A l’instar de ’Holy Ground’, le sensible et éthéré ‘Snow’ transperce l’auditeur. Kristoffer simplement accompagné de son clavier, illumine de sa voix ce titre électro aérien dans lequel il évoque les premiers flocons de neige qui recouvrent, dans la froide nuit noire, la mort et toute cette folie, juste pour un moment… Un pur instant de poésie musicale et une interprétation magistrale. Une vidéo de ‘Snow’ vient récemment d’être mise en ligne. Un choix judicieux !

‘Infected’ mérite également le détour. Ola Sjönneby (cuivres), développe une atmosphère épique tout en retenue, savamment déposée en fond et amplifie l’atmosphère western de ce titre sombre mais plus rythmé. Évoquons également le court mais beau ‘You Need Not Stay (Away)’ sur lequel Kristoffer est rejoint par son ancien comparse de Pain Of Salvation, Fredrick Hermansson, au piano.

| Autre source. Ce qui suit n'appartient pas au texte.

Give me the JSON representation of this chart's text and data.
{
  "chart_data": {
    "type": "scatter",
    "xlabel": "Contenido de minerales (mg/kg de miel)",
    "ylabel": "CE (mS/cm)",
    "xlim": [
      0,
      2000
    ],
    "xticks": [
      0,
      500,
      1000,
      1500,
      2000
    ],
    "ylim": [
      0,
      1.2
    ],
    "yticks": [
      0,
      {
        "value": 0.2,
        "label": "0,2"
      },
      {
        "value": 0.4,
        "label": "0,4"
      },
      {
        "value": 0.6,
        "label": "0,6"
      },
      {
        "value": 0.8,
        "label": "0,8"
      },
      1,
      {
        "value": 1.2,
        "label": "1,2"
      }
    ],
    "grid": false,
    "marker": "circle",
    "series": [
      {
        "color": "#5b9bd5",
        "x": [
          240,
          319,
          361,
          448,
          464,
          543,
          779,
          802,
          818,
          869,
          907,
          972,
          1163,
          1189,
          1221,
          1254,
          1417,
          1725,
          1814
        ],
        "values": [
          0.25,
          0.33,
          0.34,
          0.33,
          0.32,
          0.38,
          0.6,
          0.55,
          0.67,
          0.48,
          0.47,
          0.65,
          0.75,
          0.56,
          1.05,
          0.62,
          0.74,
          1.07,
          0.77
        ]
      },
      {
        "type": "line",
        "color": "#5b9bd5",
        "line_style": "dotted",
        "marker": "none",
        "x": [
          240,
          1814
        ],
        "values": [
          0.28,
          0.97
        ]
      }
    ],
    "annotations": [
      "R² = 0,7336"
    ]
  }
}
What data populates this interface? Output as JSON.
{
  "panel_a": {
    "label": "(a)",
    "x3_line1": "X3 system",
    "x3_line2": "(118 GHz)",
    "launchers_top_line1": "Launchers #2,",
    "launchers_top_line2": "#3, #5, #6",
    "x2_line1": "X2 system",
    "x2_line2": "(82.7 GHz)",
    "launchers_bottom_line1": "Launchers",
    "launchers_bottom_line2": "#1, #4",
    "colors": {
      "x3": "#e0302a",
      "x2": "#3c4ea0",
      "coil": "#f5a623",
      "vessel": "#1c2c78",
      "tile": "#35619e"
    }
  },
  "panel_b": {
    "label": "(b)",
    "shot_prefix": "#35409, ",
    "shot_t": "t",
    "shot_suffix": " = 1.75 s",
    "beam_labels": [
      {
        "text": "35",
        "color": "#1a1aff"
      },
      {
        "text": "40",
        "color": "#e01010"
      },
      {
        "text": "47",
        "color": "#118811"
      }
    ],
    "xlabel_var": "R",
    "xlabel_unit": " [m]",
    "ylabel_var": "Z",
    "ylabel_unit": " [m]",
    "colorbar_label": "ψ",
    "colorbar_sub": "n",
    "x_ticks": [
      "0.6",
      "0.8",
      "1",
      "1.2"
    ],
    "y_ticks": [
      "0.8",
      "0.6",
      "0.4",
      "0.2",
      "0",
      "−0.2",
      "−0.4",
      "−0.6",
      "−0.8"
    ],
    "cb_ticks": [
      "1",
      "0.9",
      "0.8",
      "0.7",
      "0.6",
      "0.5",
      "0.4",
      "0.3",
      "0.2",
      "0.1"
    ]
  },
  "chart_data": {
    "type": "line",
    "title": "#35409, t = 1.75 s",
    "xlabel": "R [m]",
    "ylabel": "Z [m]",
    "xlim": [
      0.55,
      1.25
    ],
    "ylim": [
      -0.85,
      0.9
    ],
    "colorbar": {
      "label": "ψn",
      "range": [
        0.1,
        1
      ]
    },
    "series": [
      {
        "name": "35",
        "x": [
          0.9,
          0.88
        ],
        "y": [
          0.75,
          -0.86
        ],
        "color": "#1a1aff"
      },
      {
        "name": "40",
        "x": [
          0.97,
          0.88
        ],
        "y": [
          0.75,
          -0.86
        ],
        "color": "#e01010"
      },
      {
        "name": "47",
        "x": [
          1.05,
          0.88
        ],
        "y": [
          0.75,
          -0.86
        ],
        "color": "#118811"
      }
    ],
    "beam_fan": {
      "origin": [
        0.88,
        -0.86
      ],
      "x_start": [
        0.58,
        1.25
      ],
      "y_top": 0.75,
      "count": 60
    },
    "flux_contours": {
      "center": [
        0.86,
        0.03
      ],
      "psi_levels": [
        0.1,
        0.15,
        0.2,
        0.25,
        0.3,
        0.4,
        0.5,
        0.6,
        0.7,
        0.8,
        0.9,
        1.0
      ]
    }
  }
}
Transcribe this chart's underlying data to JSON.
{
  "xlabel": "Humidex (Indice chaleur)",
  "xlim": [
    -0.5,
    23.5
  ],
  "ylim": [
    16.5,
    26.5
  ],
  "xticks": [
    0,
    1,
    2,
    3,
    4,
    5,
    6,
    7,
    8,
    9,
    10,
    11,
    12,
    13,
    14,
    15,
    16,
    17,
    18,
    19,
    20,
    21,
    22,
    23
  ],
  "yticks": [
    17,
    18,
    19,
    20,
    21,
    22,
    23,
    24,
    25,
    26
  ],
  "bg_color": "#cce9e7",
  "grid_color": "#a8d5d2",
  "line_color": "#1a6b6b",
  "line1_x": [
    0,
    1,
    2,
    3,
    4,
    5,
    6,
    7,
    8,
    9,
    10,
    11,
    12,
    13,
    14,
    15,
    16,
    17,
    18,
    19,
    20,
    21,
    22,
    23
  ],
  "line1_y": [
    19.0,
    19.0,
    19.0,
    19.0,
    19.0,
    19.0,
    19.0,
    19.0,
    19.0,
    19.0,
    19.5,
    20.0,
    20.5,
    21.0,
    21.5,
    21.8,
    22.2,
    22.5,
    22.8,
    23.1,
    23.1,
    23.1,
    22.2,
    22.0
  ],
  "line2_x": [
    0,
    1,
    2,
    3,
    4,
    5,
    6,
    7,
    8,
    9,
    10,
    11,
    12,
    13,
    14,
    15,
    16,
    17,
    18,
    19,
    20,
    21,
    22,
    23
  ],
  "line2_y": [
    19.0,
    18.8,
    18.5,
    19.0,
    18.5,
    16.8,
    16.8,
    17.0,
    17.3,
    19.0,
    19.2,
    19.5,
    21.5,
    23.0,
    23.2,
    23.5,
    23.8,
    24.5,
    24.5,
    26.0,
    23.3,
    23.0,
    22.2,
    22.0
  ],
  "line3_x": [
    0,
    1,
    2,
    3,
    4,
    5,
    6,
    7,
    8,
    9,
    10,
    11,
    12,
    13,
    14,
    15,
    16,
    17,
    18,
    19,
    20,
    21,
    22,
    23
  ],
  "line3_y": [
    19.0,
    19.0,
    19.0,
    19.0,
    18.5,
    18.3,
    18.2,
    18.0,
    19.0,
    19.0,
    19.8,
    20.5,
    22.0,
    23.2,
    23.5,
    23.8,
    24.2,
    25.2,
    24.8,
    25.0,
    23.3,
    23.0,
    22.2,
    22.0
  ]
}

Une note de légèreté toute relative pour refermer cet opus puisque cette conclusion touchante se situe à la frontière de l’espoir et de la tristesse.

‘Homebound’ mérite vraiment qu’on prenne le temps de l’écouter. Kristoffer délivre une prestation impressionnante de justesse et a soigné son “produit” jusque dans les moindres détails. Je n’ai pas été sensible à tous les titres, vous l’aurez compris, mais il y a suffisamment de beaux moments d’émotions pour en faire un album au-dessus de la moyenne. Et puis si vous n’êtes pas totalement convaincu du talent de notre homme, écoutez ‘Chelsea Hotel’, l’admirable reprise hommage de Leonard Cohen.